|Even though I was very interested in reading the biography and memoir by the Brandens, I have no intention of reading PARC and my reasons are simple.|
After the split between Rand and the Brandens, Rand's desire to conceal the actual reasons for the split created a huge mystery and much confusion in people who had been associated with the Objectivist movement. All of this happened before my emersion in the philosophy so I did not experience any emotional fallout from the split, but later it did loom as a huge puzzle without any satisfactory answer. When the Brandens' books were published, they provided the missing information necessary to make some sense of what had transpired. Having a full picture of what occurred was essential for being able to comfortably accept the tenants of the philosophy whereas the unresolved mystery had created huge doubts as to how useful the philosophy was in practice if it created a situation so bad for its originator that it must be shielded from all view. In addition, despite the great many attempts to describe the Brandens' books as defamatory, I completely disagree with this characterization. I think both accounts gave great praise to all of Rand's strengths and achievements while also showing some of her very human flaws. I found both books uplifting and they did not undermine my appreciation for Rand. They simply replaced my previous reservations concerning Rand's concealment of facts by a better understanding of events and of Rand as a complex person.

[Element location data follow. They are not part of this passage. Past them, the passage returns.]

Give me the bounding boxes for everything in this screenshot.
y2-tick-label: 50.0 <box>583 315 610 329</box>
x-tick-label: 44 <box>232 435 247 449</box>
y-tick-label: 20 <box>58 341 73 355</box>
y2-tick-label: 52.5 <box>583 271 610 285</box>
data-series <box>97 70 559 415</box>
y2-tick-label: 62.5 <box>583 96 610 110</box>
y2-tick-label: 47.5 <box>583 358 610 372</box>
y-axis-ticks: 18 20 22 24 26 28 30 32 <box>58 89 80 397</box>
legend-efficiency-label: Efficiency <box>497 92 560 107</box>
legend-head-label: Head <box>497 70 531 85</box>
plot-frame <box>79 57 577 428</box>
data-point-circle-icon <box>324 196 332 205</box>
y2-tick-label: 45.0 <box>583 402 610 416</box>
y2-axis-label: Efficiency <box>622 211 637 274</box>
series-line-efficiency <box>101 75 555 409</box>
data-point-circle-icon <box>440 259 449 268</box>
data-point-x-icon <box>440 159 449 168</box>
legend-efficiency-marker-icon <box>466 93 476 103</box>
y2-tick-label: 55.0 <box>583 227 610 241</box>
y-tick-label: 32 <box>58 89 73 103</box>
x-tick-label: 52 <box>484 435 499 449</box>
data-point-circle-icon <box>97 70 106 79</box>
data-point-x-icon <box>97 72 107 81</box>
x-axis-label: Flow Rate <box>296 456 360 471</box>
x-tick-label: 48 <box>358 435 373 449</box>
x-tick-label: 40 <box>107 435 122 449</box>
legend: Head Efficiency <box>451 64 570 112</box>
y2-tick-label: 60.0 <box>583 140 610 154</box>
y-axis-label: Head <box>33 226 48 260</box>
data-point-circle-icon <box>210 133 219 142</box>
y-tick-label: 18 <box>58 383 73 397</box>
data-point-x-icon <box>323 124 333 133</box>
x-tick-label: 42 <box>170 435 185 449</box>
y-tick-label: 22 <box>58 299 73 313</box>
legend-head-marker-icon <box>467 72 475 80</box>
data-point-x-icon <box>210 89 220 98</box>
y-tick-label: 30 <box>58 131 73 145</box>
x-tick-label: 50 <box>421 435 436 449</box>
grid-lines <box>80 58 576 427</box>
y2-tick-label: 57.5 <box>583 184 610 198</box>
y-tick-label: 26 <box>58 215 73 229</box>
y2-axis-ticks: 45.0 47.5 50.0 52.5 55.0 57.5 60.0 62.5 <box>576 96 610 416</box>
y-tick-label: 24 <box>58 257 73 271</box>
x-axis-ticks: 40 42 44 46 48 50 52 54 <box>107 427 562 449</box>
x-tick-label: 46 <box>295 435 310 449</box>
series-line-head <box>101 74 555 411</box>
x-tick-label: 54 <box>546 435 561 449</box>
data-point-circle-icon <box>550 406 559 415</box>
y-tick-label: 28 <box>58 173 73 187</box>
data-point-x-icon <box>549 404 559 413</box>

In contrast, it quickly became clear from early accounts of PARC that its single-minded focus was on undermining all credibility of the Brandens. There has been much additional discussion regarding the book over the past few months and I have heard nothing that substantially alters this early appraisal. This is not a book with a positive message, it is a treatise with a theme of destruction. If the focus of the book had been on presenting new information that gave us a better understanding of Rand, then there would be no need to focus on such idiotic material as whether or not Rand got her name from a typewriter, etc., etc. The fact that the book apparently does focus on such material shows its true intent.
I might be accused of drawing too much inference from too little information since I have not read the book. However, I next point to the results that have been achieved since the book was published. I see nothing positive. Instead, it has been a catalyst for driving another wedge between the Objectivist community, polarizing factions and generating nothing but rancor. I have not heard of one report where it has created a more positive view of Ayn Rand in the eyes of the general public nor has it furthered the acceptance of Objectivism in any way. It puzzles me as to what others are deriving from it. Those that praise it seem to simply be using it as a platform to justify and bolster their dislike for other individuals. Well, I don't need that.
Thus, it is my conclusion that the book has nothing to offer in furthering my life and I don't plan to read it - and not because I simply don't care.